7) Run required validations from profile.

---

## Checks
- Invariants are explicit and enforced
- Errors are deterministic and mapped cleanly
- Callers become thinner after extraction
- Unit tests cover:
  - happy path
  - at least 2 invariant failures
  - edge case
- Typecheck/lint pass if configured

---

## Failure modes
- Invariants unclear or contested → recommend `$decision-capture` before encoding.
- Rule sprawl across multiple modules → propose consolidation (but do not refactor widely).
- Tests hard to write due to coupling → extract dependencies and inject interfaces.

---

## Telemetry
Log:
- skill: `backend/domain-logic-module`
- domain_area: `<short label>`
- invariants_added_or_changed: count
- tests_added: count
- files_touched
- outcome: `success | partial | blocked`

Overview

This skill extracts or adds domain rules into a focused, testable module so business invariants live at a clear boundary. It produces modules with explicit inputs/outputs, deterministic error behavior, and accompanying unit tests. The goal is to keep controllers, jobs, and adapters thin and free of core business logic.

How this skill works

I locate the appropriate domain boundary in your codebase and define a public API (functions or classes) with explicit types. Invariants are encoded as preconditions and, where meaningful, postconditions; errors are returned as typed, deterministic results aligned to any shared error taxonomy.
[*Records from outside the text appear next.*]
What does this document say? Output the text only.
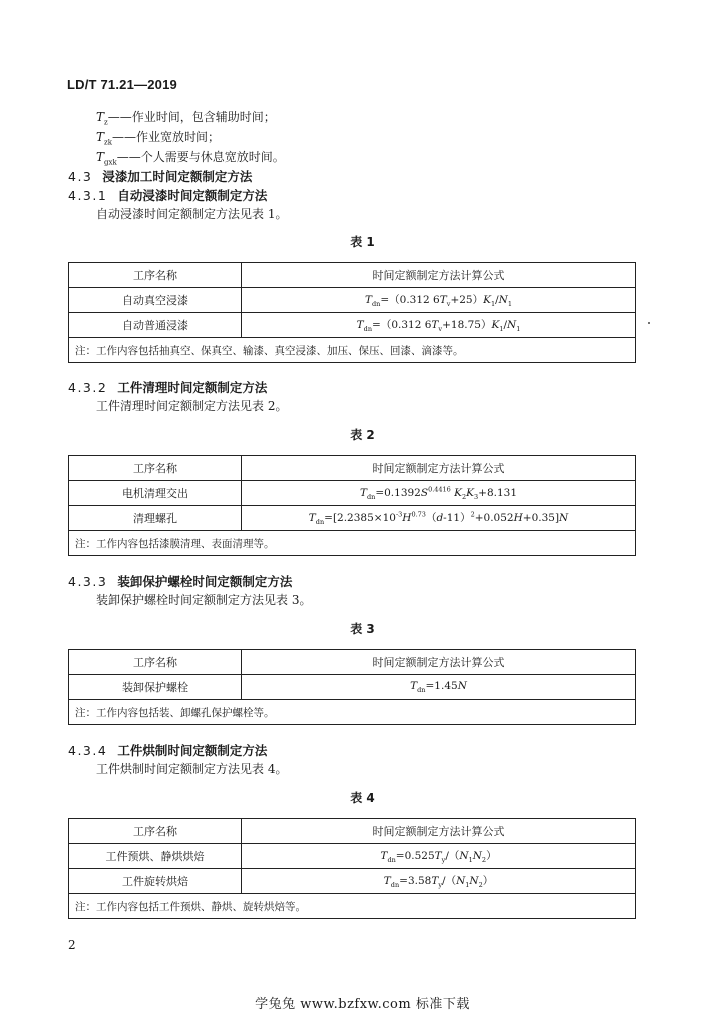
LD/T 71.21—2019
$T_z——$作业时间，包含辅助时间；
$T_{zk}——$作业宽放时间；
$T_{gxk}——$个人需要与休息宽放时间。
4.3 浸漆加工时间定额制定方法
4.3.1 自动浸漆时间定额制定方法
自动浸漆时间定额制定方法见表 1。
表 1
工序名称	时间定额制定方法计算公式
自动真空浸漆	$T_{dn}=(0.312$ $6T_v+25)K_1/N_1$
自动普通浸漆	$T_{dn}=(0.312$ $6T_v+18.75)K_1/N_1$
注：工作内容包括抽真空、保真空、输漆、真空浸漆、加压、保压、回漆、滴漆等。	
4.3.2 工件清理时间定额制定方法
工件清理时间定额制定方法见表 2。
表 2
工序名称	时间定额制定方法计算公式
电机清理交出	$T_{dn}=0.1392S^{0.4416}$ $K_2K_3+8.131$
清理螺孔	$T_{dn}=[2.2385\times 10^{-3}H^{0.73}(d-11)^2+0.052H+0.35]N$
注：工作内容包括漆膜清理、表面清理等。	
4.3.3 装卸保护螺栓时间定额制定方法
装卸保护螺栓时间定额制定方法见表 3。
表 3
工序名称	时间定额制定方法计算公式
装卸保护螺栓	$T_{dn}=1.45N$
注：工作内容包括装、卸螺孔保护螺栓等。	
4.3.4 工件烘制时间定额制定方法
工件烘制时间定额制定方法见表 4。
表 4
工序名称	时间定额制定方法计算公式
工件预烘、静烘烘焙	$T_{dn}=0.525T_y/(N_1N_2)$
工件旋转烘焙	$T_{dn}=3.58T_y/(N_1N_2)$
注：工作内容包括工件预烘、静烘、旋转烘焙等。	
2
学兔兔 www.bzfxw.com 标准下载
I then add unit tests that exercise the happy path, invariant violations, and at least one edge case.

When to use it

  • When business rules are sprinkled across controllers, jobs, or adapters
  • When invariants are unclear or inconsistently enforced
  • When you need deterministic error behavior for orchestration
  • When tests fail to cover core domain rules or are hard to write
  • When preparing logic for reuse by multiple callers

Best practices

  • Pick an existing domain folder pattern, do not invent wide-reaching structure
  • Design a minimal public API with clear input/output types and return-value errors
  • Validate preconditions early and enforce postconditions where useful
  • Use typed error codes instead of throwing raw exceptions across boundaries
  • Write focused unit tests that prove rules, not wiring; mock dependencies via interfaces

Example use cases

  • Encapsulate pricing or discount rules so payments and checkout call a single deterministic module
  • Refactor eligibility checks currently duplicated in endpoints and background jobs
  • Create a domain module that enforces quotas and returns explicit error codes for callers to act on
  • Add invariants for state transitions (e.g., order -> shipped) with tests for illegal transitions
  • Extract validation-heavy creation logic so integration adapters can rely on a single source of truth

FAQ

What if the invariants are contested by stakeholders?

Capture the decision using a lightweight decision record before encoding rules; avoid hard-coding disputed invariants.

Should I throw exceptions or return error values?

Prefer deterministic, typed error returns aligned with any shared taxonomy; only follow codebase conventions if exceptions are the standard boundary behavior.